Although property owners in Michigan can not feed the deer with food piles, Kleitch said there are steps people can take to assist the deer, well before the snow flies.
“By planting cedar you help them with food and shelter, but you can also plant food plots with produce that is high in calories,” Kleitch said. “If they have the resources to build up their fat reserves throughout the year, the better they will be equipped to survive through the winter.”
Kleich said if a doe does survive a harsh winter there could be implications for it later in the year. She said a doe tends to give birth to fewer sets of twins after a stressful winter than in years where the snow and cold aren’t as severe. She said that also has an impact on the deer population in coming years.

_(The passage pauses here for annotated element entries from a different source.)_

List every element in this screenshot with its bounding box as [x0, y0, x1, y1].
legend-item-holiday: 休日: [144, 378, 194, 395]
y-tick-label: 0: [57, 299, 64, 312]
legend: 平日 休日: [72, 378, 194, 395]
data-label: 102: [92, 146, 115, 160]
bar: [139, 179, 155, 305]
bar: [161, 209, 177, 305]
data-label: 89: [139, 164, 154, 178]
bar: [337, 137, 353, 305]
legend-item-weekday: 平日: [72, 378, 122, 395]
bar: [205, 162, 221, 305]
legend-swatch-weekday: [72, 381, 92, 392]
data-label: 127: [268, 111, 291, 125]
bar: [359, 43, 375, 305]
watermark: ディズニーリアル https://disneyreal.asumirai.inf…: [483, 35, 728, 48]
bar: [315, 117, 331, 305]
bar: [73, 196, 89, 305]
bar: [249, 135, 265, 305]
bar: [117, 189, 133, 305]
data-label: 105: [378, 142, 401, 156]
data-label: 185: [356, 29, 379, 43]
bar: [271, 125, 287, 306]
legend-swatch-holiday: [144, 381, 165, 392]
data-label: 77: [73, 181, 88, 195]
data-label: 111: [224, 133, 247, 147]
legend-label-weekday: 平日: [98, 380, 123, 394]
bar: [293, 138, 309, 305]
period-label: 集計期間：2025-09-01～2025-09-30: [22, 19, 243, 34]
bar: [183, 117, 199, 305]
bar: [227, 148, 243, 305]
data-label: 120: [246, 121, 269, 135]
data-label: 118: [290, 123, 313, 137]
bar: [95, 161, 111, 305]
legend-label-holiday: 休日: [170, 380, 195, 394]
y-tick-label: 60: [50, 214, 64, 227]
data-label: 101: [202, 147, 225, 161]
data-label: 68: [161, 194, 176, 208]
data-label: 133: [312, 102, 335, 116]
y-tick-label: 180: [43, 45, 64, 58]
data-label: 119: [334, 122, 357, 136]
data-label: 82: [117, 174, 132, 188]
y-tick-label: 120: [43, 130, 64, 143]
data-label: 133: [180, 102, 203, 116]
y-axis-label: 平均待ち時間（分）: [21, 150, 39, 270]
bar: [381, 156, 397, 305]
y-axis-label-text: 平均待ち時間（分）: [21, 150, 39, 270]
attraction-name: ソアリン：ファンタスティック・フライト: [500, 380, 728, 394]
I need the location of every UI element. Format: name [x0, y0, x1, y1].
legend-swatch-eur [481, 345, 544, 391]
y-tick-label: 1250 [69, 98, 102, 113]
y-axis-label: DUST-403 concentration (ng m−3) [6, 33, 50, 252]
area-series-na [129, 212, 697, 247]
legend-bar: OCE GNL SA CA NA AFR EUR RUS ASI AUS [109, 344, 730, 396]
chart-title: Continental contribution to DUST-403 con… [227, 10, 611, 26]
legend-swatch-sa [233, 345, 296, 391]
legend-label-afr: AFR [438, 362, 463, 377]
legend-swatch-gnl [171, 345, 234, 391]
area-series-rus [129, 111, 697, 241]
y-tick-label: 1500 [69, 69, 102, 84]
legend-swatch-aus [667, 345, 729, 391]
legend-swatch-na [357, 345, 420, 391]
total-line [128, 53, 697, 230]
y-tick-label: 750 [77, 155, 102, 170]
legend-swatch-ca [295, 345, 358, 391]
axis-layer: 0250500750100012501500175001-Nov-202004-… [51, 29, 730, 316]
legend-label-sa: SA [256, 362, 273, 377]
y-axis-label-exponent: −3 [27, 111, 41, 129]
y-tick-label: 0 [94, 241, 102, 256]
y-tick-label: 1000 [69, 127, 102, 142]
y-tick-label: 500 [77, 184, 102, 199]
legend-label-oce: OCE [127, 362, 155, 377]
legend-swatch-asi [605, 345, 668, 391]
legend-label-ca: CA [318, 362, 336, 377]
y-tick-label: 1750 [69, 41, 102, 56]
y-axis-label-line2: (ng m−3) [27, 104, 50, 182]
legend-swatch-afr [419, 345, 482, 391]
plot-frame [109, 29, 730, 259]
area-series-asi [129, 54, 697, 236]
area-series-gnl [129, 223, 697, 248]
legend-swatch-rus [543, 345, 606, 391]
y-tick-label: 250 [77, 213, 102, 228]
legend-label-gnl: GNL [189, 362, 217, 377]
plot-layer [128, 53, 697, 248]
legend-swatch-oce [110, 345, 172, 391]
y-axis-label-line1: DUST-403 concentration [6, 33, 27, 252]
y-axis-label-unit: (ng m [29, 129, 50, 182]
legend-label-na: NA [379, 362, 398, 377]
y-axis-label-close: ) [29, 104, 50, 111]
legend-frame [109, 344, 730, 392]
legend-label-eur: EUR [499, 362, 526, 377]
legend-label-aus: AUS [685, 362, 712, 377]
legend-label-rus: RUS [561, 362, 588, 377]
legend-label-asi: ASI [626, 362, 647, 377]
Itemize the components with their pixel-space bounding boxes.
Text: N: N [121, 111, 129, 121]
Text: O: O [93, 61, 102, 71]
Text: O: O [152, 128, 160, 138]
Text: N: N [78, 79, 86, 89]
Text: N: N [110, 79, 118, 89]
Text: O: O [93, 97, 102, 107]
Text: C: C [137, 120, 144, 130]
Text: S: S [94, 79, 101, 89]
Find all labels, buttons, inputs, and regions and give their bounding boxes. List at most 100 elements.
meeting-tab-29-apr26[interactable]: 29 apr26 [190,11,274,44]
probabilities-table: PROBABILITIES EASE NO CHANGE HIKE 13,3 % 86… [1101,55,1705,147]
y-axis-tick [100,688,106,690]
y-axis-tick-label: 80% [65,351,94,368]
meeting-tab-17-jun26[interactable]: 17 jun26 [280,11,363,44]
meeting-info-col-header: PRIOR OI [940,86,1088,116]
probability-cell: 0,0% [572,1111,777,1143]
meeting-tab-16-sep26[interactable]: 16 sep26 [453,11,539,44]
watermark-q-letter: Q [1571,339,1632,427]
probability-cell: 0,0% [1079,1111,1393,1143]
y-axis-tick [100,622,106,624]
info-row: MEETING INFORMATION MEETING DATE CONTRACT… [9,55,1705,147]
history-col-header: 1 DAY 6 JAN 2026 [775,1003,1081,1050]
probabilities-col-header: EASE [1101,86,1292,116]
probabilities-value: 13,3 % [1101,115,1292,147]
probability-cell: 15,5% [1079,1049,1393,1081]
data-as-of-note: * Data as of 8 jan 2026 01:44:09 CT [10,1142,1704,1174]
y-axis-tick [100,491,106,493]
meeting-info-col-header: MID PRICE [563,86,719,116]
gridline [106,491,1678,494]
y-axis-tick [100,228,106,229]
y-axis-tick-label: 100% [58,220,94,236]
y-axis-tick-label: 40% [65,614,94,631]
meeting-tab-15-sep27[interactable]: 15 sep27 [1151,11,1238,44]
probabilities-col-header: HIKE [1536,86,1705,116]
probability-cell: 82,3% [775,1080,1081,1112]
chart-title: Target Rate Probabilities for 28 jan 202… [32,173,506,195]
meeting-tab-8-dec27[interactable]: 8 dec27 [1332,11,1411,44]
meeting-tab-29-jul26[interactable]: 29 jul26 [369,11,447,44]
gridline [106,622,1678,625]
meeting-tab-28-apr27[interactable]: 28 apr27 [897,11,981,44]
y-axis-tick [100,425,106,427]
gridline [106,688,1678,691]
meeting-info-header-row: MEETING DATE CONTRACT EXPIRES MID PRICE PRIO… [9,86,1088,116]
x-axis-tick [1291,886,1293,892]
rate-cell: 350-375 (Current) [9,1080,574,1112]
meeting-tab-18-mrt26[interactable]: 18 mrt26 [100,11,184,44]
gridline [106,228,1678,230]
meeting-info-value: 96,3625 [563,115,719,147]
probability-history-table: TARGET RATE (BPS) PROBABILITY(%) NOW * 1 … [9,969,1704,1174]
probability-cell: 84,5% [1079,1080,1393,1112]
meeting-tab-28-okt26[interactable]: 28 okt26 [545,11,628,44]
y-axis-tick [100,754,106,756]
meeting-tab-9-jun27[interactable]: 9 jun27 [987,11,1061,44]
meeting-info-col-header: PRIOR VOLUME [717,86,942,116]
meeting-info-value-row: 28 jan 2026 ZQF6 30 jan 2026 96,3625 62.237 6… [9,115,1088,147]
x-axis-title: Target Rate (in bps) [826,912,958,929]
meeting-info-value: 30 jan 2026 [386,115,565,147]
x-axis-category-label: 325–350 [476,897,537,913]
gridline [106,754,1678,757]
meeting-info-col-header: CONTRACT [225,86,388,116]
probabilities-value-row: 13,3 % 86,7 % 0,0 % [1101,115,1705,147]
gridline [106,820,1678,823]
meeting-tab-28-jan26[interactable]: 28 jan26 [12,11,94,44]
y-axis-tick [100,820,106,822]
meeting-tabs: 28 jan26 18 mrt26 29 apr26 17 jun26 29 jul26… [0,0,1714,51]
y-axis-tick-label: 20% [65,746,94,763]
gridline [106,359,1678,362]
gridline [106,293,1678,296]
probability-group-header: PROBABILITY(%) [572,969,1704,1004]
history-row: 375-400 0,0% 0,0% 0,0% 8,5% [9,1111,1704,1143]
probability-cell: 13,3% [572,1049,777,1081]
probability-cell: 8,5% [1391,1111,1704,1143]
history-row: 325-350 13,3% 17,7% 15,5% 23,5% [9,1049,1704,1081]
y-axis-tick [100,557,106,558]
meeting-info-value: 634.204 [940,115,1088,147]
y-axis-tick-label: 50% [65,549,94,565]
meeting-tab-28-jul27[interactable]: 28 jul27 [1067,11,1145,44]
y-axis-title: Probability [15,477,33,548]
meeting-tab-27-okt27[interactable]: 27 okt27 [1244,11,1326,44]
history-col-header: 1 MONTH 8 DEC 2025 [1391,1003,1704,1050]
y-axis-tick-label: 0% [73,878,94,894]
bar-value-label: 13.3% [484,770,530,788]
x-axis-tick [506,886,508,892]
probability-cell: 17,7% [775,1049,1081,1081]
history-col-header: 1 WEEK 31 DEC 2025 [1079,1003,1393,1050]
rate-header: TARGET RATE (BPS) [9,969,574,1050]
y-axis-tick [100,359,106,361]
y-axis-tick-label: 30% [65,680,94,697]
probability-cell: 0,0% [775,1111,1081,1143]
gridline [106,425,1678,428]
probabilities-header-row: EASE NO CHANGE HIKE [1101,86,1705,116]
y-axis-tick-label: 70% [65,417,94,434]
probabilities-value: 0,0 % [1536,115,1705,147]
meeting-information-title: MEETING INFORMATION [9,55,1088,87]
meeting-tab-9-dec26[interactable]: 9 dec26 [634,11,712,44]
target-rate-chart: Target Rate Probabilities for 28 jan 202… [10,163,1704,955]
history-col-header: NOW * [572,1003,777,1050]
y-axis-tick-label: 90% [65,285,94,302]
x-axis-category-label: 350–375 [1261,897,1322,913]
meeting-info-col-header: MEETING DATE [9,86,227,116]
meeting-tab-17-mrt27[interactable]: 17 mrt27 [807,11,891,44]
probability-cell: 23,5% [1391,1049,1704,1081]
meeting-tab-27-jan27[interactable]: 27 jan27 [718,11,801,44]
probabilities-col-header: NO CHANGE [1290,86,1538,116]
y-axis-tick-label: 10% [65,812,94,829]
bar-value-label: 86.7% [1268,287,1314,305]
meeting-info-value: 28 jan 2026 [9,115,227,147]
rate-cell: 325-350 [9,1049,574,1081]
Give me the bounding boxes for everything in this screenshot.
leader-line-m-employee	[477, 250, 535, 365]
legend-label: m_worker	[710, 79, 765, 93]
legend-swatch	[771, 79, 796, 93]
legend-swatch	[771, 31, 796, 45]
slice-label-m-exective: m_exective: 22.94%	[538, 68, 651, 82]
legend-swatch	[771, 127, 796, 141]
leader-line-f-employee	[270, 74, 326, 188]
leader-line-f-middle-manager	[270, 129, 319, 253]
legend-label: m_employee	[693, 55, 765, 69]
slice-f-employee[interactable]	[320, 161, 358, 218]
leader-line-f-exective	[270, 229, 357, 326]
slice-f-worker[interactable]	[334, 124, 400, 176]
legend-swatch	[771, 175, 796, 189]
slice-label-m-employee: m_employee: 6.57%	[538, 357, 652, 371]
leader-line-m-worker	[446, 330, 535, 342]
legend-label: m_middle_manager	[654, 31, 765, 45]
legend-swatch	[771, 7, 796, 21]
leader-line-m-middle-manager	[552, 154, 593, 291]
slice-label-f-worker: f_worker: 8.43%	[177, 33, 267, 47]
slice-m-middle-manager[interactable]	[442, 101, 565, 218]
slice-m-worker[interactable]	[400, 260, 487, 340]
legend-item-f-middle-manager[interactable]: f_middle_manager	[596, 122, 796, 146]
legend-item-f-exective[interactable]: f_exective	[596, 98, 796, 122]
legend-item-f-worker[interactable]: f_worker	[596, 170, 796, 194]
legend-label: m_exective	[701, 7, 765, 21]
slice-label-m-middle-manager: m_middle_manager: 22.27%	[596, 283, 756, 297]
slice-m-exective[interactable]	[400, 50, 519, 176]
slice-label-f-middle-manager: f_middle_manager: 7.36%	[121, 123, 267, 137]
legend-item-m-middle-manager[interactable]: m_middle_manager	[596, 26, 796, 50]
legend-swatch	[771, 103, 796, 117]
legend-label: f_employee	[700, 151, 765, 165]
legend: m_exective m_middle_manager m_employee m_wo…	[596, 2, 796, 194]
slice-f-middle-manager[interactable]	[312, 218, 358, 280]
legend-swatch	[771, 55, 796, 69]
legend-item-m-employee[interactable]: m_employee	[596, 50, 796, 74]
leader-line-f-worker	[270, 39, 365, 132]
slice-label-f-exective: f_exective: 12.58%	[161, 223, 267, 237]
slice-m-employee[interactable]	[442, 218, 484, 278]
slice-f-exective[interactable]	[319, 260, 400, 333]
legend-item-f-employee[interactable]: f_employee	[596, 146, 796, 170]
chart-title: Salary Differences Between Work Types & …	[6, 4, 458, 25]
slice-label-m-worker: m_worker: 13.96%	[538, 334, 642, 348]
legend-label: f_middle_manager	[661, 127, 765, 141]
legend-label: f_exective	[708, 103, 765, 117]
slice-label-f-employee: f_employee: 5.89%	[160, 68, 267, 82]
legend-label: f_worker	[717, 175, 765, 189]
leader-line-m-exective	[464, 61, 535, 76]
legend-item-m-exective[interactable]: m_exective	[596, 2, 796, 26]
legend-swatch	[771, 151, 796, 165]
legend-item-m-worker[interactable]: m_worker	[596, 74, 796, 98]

The elk in Northeastern Michigan on the other hand have a lower mortality rate than deer, Kleitch said. She said because the animals are so much larger than deer, they have the benefit for being able to reach food more easily.
“They get through the deep snow easier and they can access food that is higher off the ground,” Kleitch said. “Their fat reserves last longer and we just don’t really see the impact on elk like we do the deer. Like the deer, our concerns are with the calves who are smaller.”